I’ve been trying to shave some time off a couple of computations, and have noticed that the behaviour of some xarray functions is inconsistent across different computing platforms, and inconsistent with what I’d expect. I’m hoping someone here can clarify what’s going on.
I’ve been using the following code as my test case, which is similar to my actual code where I need to subset and then calculate something (on repeat, so it’s worth optimising properly)
import numpy as np
import xarray as xr
import time
# Fill up memory with some unreasonably large dataset (just under 4GB)
print('Data Generation')
%time data = xr.DataArray(np.random.normal(0,1,(10**4,10**4)))
#negligible time
mask = np.zeros(10**4)
mask[::10] = 1
mask_xr = xr.DataArray(mask)
# Test a variety of functions
print('\nxr.DataArray.where')
%time small_data = data.where(mask_xr)
print('\nxr.DataArray.where (drop = True)')
%time small_data = data.where(mask_xr,drop=True)
print('\nxr.DataArray.shift')
%time small_data = data.shift(dim_0 = 10)
print('\nxr.DataArray.sel')
%time small_data = data.sel(dim_0 = mask_xr.astype(bool))
print('\nnp.log (full dataset)')
%time np.log(data)
print('\nnp.log (small dataset)')
%time np.log(small_data)
Results are below - all times in seconds:
gadi – broadwell (2 cores, 9GB RAM) | My mac – M2 (10 cores, 32GB RAM) | casper – I think skylake (2 cores, 9.5GB RAM) | |
---|---|---|---|
xr.DataArray.where | 0.3 | 0.15 | 1-6 |
xr.DataArray.where (drop = True) | 0.3 | 0.15 | 1-6 |
xr.DataArray.shift | 0.6 | 0.25 | 10-12 |
xr.sel | 0.03 | 0.01 | 0.04-0.06 |
np.log (full data) | 2 | 0.6 | 4.7 |
np.log (small data) | 0.2 | 0.06 | 0.6 |
I’m finding that xr.DataArray.where
and xr.DataArray.shift
are much slower than I expected, compared to the other two. I would have assumed that these returned views of the DataArray, rather than copies, but the speed is suggesting otherwise. I can’t find anything in the docs’ function descriptions to suggest where or shift should behave differently to sel
, memory wise. If it was a memory issue, I’d also expect np.where to be faster with drop=True
than drop=False
, but it isn’t.
Additionally, I’m perplexed by just how much the relative speeds vary on different machines. On my mac and on gadi-broadwell, np.log
is about four times slower than the various subsetting operations. On NCAR’s casper (I think a skylake node), np.log is faster, by up to an order of magnitude. As a bonus, the gadi stats were all 10 times slower on the second ARE session I started, and I’ve got no idea why.

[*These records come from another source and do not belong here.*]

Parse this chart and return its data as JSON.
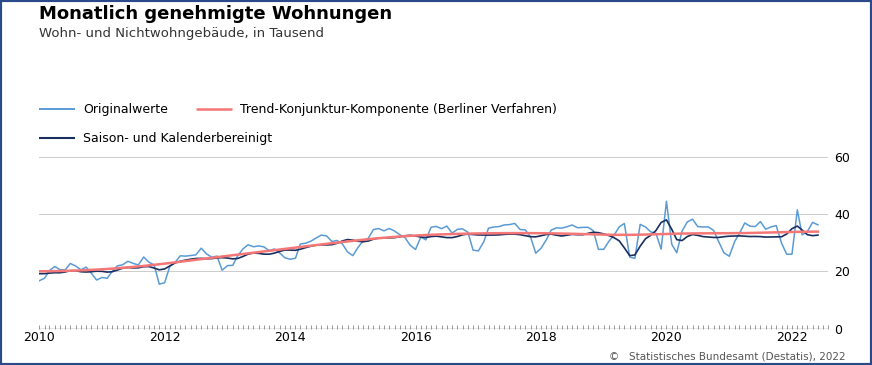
{
  "title": "Monatlich genehmigte Wohnungen",
  "subtitle": "Wohn- und Nichtwohngebäude, in Tausend",
  "legend_entries": [
    {
      "label": "Originalwerte",
      "color": "#5b9bd5",
      "lw": 1.1
    },
    {
      "label": "Trend-Konjunktur-Komponente (Berliner Verfahren)",
      "color": "#f47676",
      "lw": 1.8
    },
    {
      "label": "Saison- und Kalenderbereinigt",
      "color": "#1a2f5e",
      "lw": 1.2
    }
  ],
  "background_color": "#ffffff",
  "border_color": "#2b4a8b",
  "footer_text": "©   Statistisches Bundesamt (Destatis), 2022",
  "title_fontsize": 13,
  "subtitle_fontsize": 9.5,
  "tick_fontsize": 9,
  "xtick_years": [
    "2010",
    "2012",
    "2014",
    "2016",
    "2018",
    "2020",
    "2022"
  ]
}
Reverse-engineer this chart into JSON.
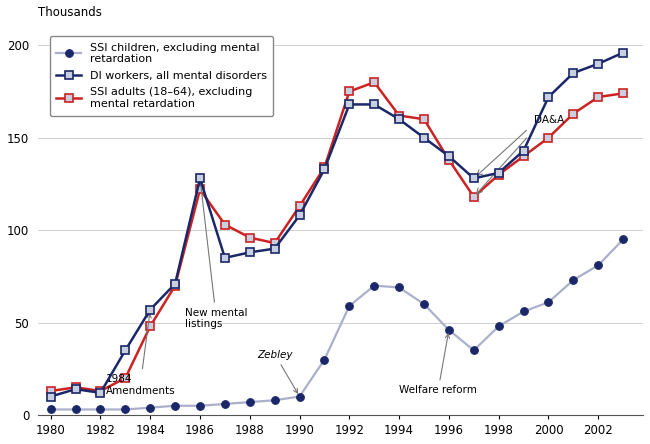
{
  "ylabel": "Thousands",
  "ylim": [
    0,
    210
  ],
  "yticks": [
    0,
    50,
    100,
    150,
    200
  ],
  "xlim": [
    1979.5,
    2003.8
  ],
  "xticks": [
    1980,
    1982,
    1984,
    1986,
    1988,
    1990,
    1992,
    1994,
    1996,
    1998,
    2000,
    2002
  ],
  "di_years": [
    1980,
    1981,
    1982,
    1983,
    1984,
    1985,
    1986,
    1987,
    1988,
    1989,
    1990,
    1991,
    1992,
    1993,
    1994,
    1995,
    1996,
    1997,
    1998,
    1999,
    2000,
    2001,
    2002,
    2003
  ],
  "di_values": [
    10,
    14,
    12,
    35,
    57,
    71,
    128,
    85,
    88,
    90,
    108,
    133,
    168,
    168,
    160,
    150,
    140,
    128,
    131,
    143,
    172,
    185,
    190,
    196
  ],
  "ssi_adult_years": [
    1980,
    1981,
    1982,
    1983,
    1984,
    1985,
    1986,
    1987,
    1988,
    1989,
    1990,
    1991,
    1992,
    1993,
    1994,
    1995,
    1996,
    1997,
    1998,
    1999,
    2000,
    2001,
    2002,
    2003
  ],
  "ssi_adult_values": [
    13,
    15,
    13,
    20,
    48,
    70,
    122,
    103,
    96,
    93,
    113,
    134,
    175,
    180,
    162,
    160,
    138,
    118,
    130,
    140,
    150,
    163,
    172,
    174
  ],
  "ssi_child_years": [
    1980,
    1981,
    1982,
    1983,
    1984,
    1985,
    1986,
    1987,
    1988,
    1989,
    1990,
    1991,
    1992,
    1993,
    1994,
    1995,
    1996,
    1997,
    1998,
    1999,
    2000,
    2001,
    2002,
    2003
  ],
  "ssi_child_values": [
    3,
    3,
    3,
    3,
    4,
    5,
    5,
    6,
    7,
    8,
    10,
    30,
    59,
    70,
    69,
    60,
    46,
    35,
    48,
    56,
    61,
    73,
    81,
    95
  ],
  "di_color": "#1a2869",
  "ssi_adult_color": "#cc2222",
  "ssi_child_line_color": "#aab0cc",
  "ssi_child_marker_color": "#1a2869",
  "marker_face_color": "#c8cfe0",
  "grid_color": "#d0d0d0"
}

Does anyone know how these functions and computers behave under the hood that’s causing the difference? I assume the differences between machines is something to do with how RAM is handled, rather than np.log
being a bad benchmark - I was finding the same differences with my original problem involving matrix multiplication.
Furthermore, if anyone has access to another supercomputer or has a different chip in their local computer, I’d be interested to see their output from the same test code.